No final, teve o gesto de honradez e elevado companheirismo de não querer os louros só para si e como a noite fora de triunfo para todos, iniciou a volta à arena chamando os companheiros de cartel para que todos fossem receber a ovação do público que das bancadas não arredava pé. Acompanharam-nos os ganaderos (com merecimento) e o forcado Luis Machado.

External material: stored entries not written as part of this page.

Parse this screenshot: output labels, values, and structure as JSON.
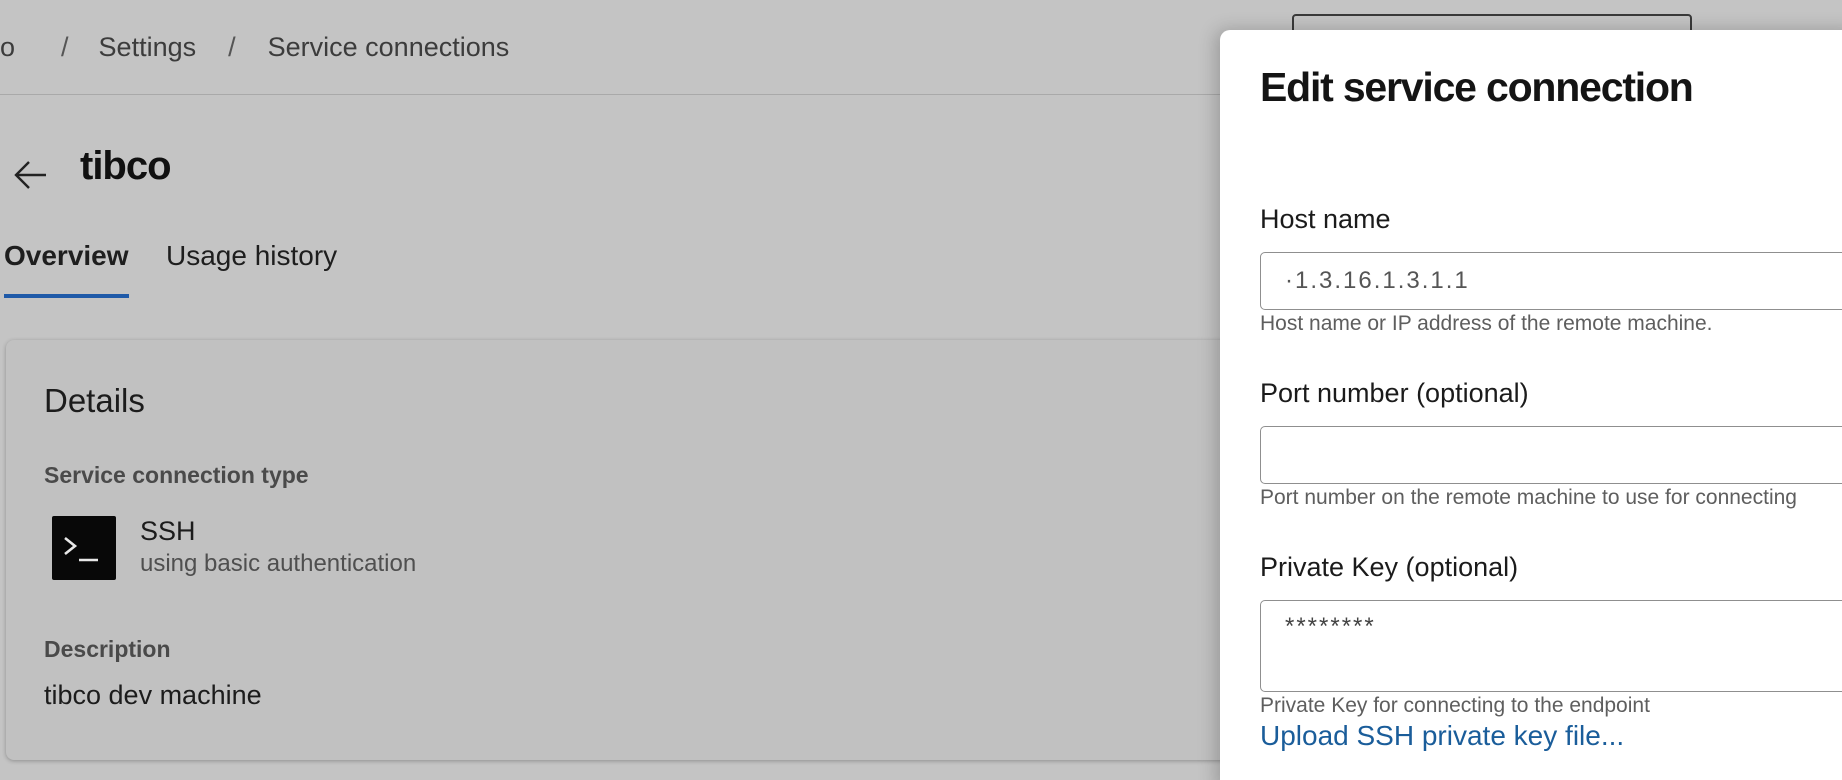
{
  "breadcrumb": {
    "partial_item": "o",
    "items": [
      "Settings",
      "Service connections"
    ],
    "separator": "/"
  },
  "page": {
    "title": "tibco"
  },
  "tabs": [
    {
      "label": "Overview",
      "active": true
    },
    {
      "label": "Usage history",
      "active": false
    }
  ],
  "details": {
    "title": "Details",
    "type_label": "Service connection type",
    "type_name": "SSH",
    "type_auth": "using basic authentication",
    "type_icon": "terminal-icon",
    "description_label": "Description",
    "description_value": "tibco dev machine"
  },
  "panel": {
    "title": "Edit service connection",
    "host": {
      "label": "Host name",
      "value": "·1.3.16.1.3.1.1",
      "helper": "Host name or IP address of the remote machine."
    },
    "port": {
      "label": "Port number (optional)",
      "value": "",
      "helper": "Port number on the remote machine to use for connecting"
    },
    "private_key": {
      "label": "Private Key (optional)",
      "value": "********",
      "helper": "Private Key for connecting to the endpoint"
    },
    "upload_link": "Upload SSH private key file..."
  },
  "colors": {
    "accent": "#1f5aa8",
    "link": "#1a5d9a",
    "overlay_bg": "#c4c4c4",
    "panel_bg": "#ffffff"
  }
}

Forcados sob o espectro da tragédia
Das pegas já aqui deixei tudo dito. Foi uma noite dura e de muito risco, felizmente sem incidentes de maior, para os grupos de Amadores de Évora e Académicos de Elvas. Os toiros foram muito ásperos e complicados para as pegas, mas nota-se também alguma apreensão por parte dos Forcados, compreensível, dado o momento de alta tensão que todos vivem depois das tragédias ocorridas em Cuba e na Moita e de que resultaram as mortes de dois jovens, Pedro Primo e Fernando Quintella. O espectro da tragédia sente-se a cada momento que os valentes Forcados saltam à arena. Foram tristes coincidências as que ocorreram recentemente, entende-se a tensão que eles vivem - mas a hora é de ir em frente e honrar, como estes dois grupos o fizeram, com a dignidade e a valentia que os caracteriza, as memórias de Pedro Primo e de Fernando Quintella. Sorte para todos vós! E que Deus vos acompanhe sempre!
Nota alta para o excelente desempenho dos bandarilheiros Pedro Paulino, "Parrita", Ricardo Raimundo, Gonçalo Veloso, João Pedro Silva e Joel Piedade.
Boa direcção de Agostinho Borges numa corrida que teve ritmo triunfal e que fica nas memórias como uma das grandes noites desta temporada.